続いて、出版社コアミックスの花田氏のプレゼン。花田氏はコミックバンチ編集部を経てデジタル分野に参入した。「マンガほっと」や「ゼノン編集部」などの電子サービスを自社で展開しており、ユーザーの一次情報を持つことを可能にしている。

花田氏は紙の雑誌時代は、読者アンケートによって読者のニーズや傾向といった一次情報を持つことができていたが、電子時代はそうしたデータは自社サービスを展開しないと持てなくなったと語る。

コアミックスでは、書店ごとの書籍販売データの取得と分析に力を入れているそうで、紙の取次5社、電子書店267書店の売上を蓄積して全て保存しているという。さらには紙と電子ごとに地域別の実売や在庫、返本推移を可視化し、書店ごとの強みや傾向を把握するように努めているのだそうだ。

花田氏は、こうしたデータからわかる傾向について、およそ予測できてはいたものの「できるだけカンの要素を減らしたい」のできちんとデータを集めているという。データをもとに具体的な内容を編集者が作家と交わすことができるし、書店キャンペーンなどで売上が急増した時など、経理が把握しやすくなって喜ばれたそうだ。

データ集計で売上傾向が可視化されたことで重版計画の精度が向上し、作品と書店の相性もより把握できるようになったため、返本率も減少したという。
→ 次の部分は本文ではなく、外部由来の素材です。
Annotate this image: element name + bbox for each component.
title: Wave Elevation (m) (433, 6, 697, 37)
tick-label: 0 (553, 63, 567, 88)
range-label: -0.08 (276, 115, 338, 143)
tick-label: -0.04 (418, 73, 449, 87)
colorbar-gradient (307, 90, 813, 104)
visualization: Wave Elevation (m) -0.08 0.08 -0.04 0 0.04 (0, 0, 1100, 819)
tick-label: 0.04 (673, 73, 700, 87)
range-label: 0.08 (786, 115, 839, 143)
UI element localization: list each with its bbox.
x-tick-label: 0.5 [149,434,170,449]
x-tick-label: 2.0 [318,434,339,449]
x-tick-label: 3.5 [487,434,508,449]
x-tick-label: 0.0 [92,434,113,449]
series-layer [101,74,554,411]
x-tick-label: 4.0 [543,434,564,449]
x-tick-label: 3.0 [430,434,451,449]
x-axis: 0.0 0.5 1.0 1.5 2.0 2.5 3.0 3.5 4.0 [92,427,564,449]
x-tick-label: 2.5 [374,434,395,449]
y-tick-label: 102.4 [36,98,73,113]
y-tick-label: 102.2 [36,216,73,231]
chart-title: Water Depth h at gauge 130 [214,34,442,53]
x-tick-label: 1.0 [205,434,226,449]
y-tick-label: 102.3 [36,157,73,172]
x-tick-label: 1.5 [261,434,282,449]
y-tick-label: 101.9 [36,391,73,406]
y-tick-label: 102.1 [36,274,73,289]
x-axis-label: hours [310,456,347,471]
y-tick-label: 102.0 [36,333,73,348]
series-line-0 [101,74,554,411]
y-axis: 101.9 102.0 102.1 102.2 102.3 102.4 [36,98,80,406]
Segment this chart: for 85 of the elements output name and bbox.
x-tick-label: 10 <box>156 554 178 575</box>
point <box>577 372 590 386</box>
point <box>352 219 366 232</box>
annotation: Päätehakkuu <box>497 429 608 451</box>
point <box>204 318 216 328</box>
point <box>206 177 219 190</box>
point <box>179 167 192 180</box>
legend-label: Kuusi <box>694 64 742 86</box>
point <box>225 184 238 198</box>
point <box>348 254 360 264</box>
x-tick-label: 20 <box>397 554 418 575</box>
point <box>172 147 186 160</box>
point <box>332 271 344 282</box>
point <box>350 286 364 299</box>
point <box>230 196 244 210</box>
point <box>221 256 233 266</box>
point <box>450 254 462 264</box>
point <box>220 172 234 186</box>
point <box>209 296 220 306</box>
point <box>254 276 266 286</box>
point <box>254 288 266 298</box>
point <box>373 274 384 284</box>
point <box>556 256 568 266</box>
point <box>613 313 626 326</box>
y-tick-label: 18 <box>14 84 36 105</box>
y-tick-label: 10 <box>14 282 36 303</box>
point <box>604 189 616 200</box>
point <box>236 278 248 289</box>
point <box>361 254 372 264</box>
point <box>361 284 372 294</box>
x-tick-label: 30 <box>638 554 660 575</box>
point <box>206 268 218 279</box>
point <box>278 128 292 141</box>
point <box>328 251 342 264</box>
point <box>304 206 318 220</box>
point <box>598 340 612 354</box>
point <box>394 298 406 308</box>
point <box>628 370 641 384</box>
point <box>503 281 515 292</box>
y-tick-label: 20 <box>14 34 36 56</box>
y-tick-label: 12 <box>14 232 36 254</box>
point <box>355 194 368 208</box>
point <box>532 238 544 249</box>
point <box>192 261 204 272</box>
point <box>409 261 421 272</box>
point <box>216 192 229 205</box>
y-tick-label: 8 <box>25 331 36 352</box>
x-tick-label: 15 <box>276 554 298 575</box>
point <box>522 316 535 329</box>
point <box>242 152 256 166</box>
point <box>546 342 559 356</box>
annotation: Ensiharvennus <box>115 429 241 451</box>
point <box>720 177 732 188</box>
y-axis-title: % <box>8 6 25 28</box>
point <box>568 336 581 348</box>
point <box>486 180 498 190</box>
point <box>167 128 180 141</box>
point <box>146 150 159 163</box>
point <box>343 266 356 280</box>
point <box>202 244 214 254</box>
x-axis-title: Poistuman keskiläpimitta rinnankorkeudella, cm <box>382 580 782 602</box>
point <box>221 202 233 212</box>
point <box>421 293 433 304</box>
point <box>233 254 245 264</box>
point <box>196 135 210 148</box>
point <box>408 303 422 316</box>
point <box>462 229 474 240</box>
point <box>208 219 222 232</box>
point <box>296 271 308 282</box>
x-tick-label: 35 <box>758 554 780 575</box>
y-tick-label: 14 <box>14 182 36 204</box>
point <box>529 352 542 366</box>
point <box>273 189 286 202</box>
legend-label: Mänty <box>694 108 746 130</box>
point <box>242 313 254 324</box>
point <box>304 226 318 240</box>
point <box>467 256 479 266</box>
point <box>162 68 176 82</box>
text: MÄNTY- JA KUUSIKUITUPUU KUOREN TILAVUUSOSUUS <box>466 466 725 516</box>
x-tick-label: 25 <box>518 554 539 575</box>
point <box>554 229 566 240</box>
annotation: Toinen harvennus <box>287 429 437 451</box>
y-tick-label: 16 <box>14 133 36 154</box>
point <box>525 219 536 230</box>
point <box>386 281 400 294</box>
続いてベンダーの代表として萬田氏のプレゼン。株式会社コミチは2018年に設立。萬田氏はITコンサルからリクルート、コルクを経て独立した。データ分析が趣味だそうで、デジタルマーケティングを得意分野としており、ヤンマガWEB、コアミックスやベストカーのウェブ事業を手伝ってきた実績がある。

コミチは、「マンガSaaS」という電子雑誌の制作支援ツールを提供している。これは大型予算がなくても雑誌の電子展開を可能にするツールで、自社で一次情報を取って、電子上でブランディングすることに役立てられるという。

萬田氏は、販路ごとに販売状況を可視化し、次巻の販売予測や作品の将来性の分析、電子取次や電子書店の売上分析から、Twitterのツイート数やGoogle検索ボリュームなどもモニタリングする。

一例として、南川氏のプレゼンで言及されたDMMブックスの昨年のキャンペーン分析を披露してくれた。70%割引の大型施策だった同キャンペーンは、Boolliveを超える話題を獲得していたそうだ。

コアミックスの作品では『終末のワルキューレ』の例を取り、2019年9月にGoogleトレンドの山があり、2020年に「アメトーク」で取り上げられさらに山が大きくなり、アニメの配信開始でピークに達しているという。

こうしたデータから、有名人やインフルエンサーのツイートで注目されGoogleで検索され続け、映像化でマスに届くという構図が見えてくるという。

萬田氏は、こうしたデータをデータベースとして構築し、マンガの領域でグローバルな最強のデータベースを作ることを構想しているとのことだ。

3者のプレゼンが終了してディスカッションの時間となり、データサイエンスによってマンガ関係の組織はどう変わるのかが議論された。

モデレーターの菊池氏は、花田氏が属するコアミックスは10年前と比べて明らかに変わったのではと指摘。花田氏は、10年前は書店員に読んでもらったりして部数を調整していたが、今は詳細なデータを取れる、データでわかることの半分くらいは思っていたことと同じ。しかし、それをデータという根拠で示せるようになったのは大きいと語る。社内の編集会議も数字ベースで行うようになってきたという。

また、今後の課として、南川氏は、隙間時間を埋めたいというユーザーのニーズにより答えていく必要があると語った。花田氏は書店は売れる人気タイトルはガンガン売ってくれても、1巻の商品はなかなかキャンペーンをしてくれないので、そこは出版社がプロモーションを頑張るしかない、かつて新作タイトルを周知していたのは雑誌だったが、それに変わるものが必要だと述べた。

萬田氏は、データを集めて再現性のあるヒットを作ることが大事、新人の作品をどう売るかもそこにつながると思うと所感を語り、グローバルにデータを集めていくことで支援していきたいとこれからの展望について語ってくれ、セッションは終了した。